Posted on Nov 20th, 2008 by Billy Guilfoyle : Everyone Is Going Conscious Billy Guilfoyle

The funny thing about Zen koan is that there is the questioning, which IS the answer. In essence, the answer is in the moment. And this is a living experience. When there are expectations of a future gift or payoff, or when there are dwellings on past pains and even successes, there is the loss of relaxation into the moment, where all thoughts are actually occurring.

We have this natural appreciation for those who dwell in the moment. They are the most spontaneous people we see. They are comfortable in their own skin. They can cry on camera without showing the least sign of being out of the moment, and we pay these great actors well. But they are not acting. They are really there in this place of tears. They are the crying. Their being IS the experience being conveyed. And we love them.

If the last idea or concept in the mind is that once all concepts, thoughts, and ideas are let go of we will experience oneness and peace, then when we let go of this last idea we will experience its truth. This means saying, "I don't know." This means letting go of all sides we might choose to fall to, be it democrat or republican, atheist or believer, black or white, liberal or conservative, hippie or yuppie, racist or humanitarian, hetero or gay, drunk or sober, blah blah blah. Buddha suggested a middle way. This would point to awareness falling upon the noticing of both sides of all without choosing either side.

The mind is a reflection of all that there is. There is emptiness in silence. And when the mind is silent, life springs into existence out of this nothingness in the form of thoughts and impressions. And as suns and planets arise and disappear within the infinity of space, space never once chooses to identify with any of it. It simply sits still as the womb that holds and supports existence.

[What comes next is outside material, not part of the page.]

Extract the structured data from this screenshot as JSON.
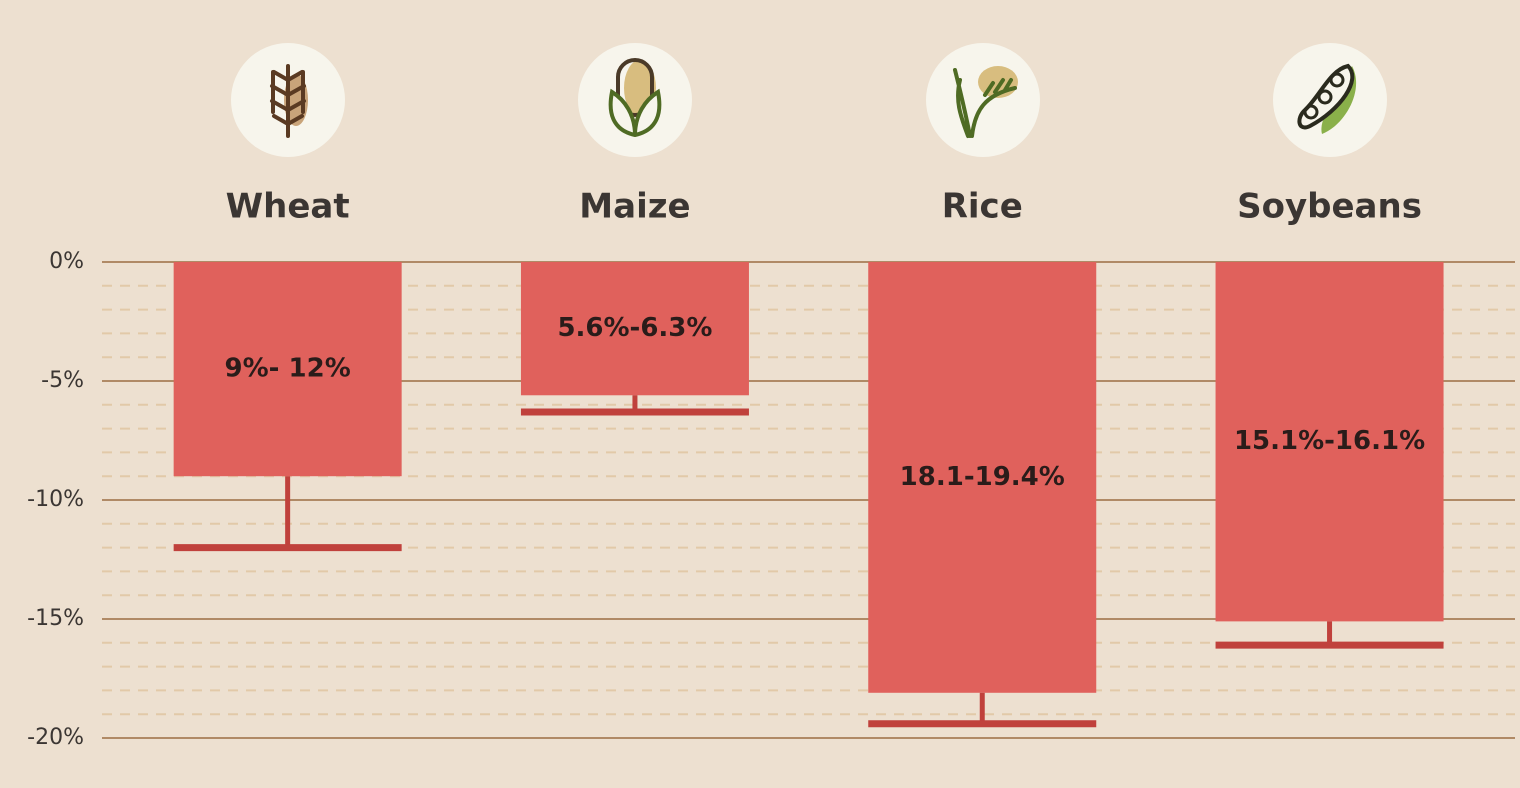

We come out of the universe like a leaf on a tree. And yet our impressions from our senses along with our inward opinions about them creates this sense of self that we call our self-view. We see how inaccurate self-views can be for those who are skinny and yet see themselves as "fat". We see how inflated egos can be way off the mark. The world as we see it in our opinions of mind arises simultaneously with the self-view as we see it. And what is not acceptable is seen out there, while what is acceptable is seen in here. In the absence of this view of out there and in here, in the silence of mind without these thoughts, we are left with what actually is, which is one and which is our actual selves, our nature.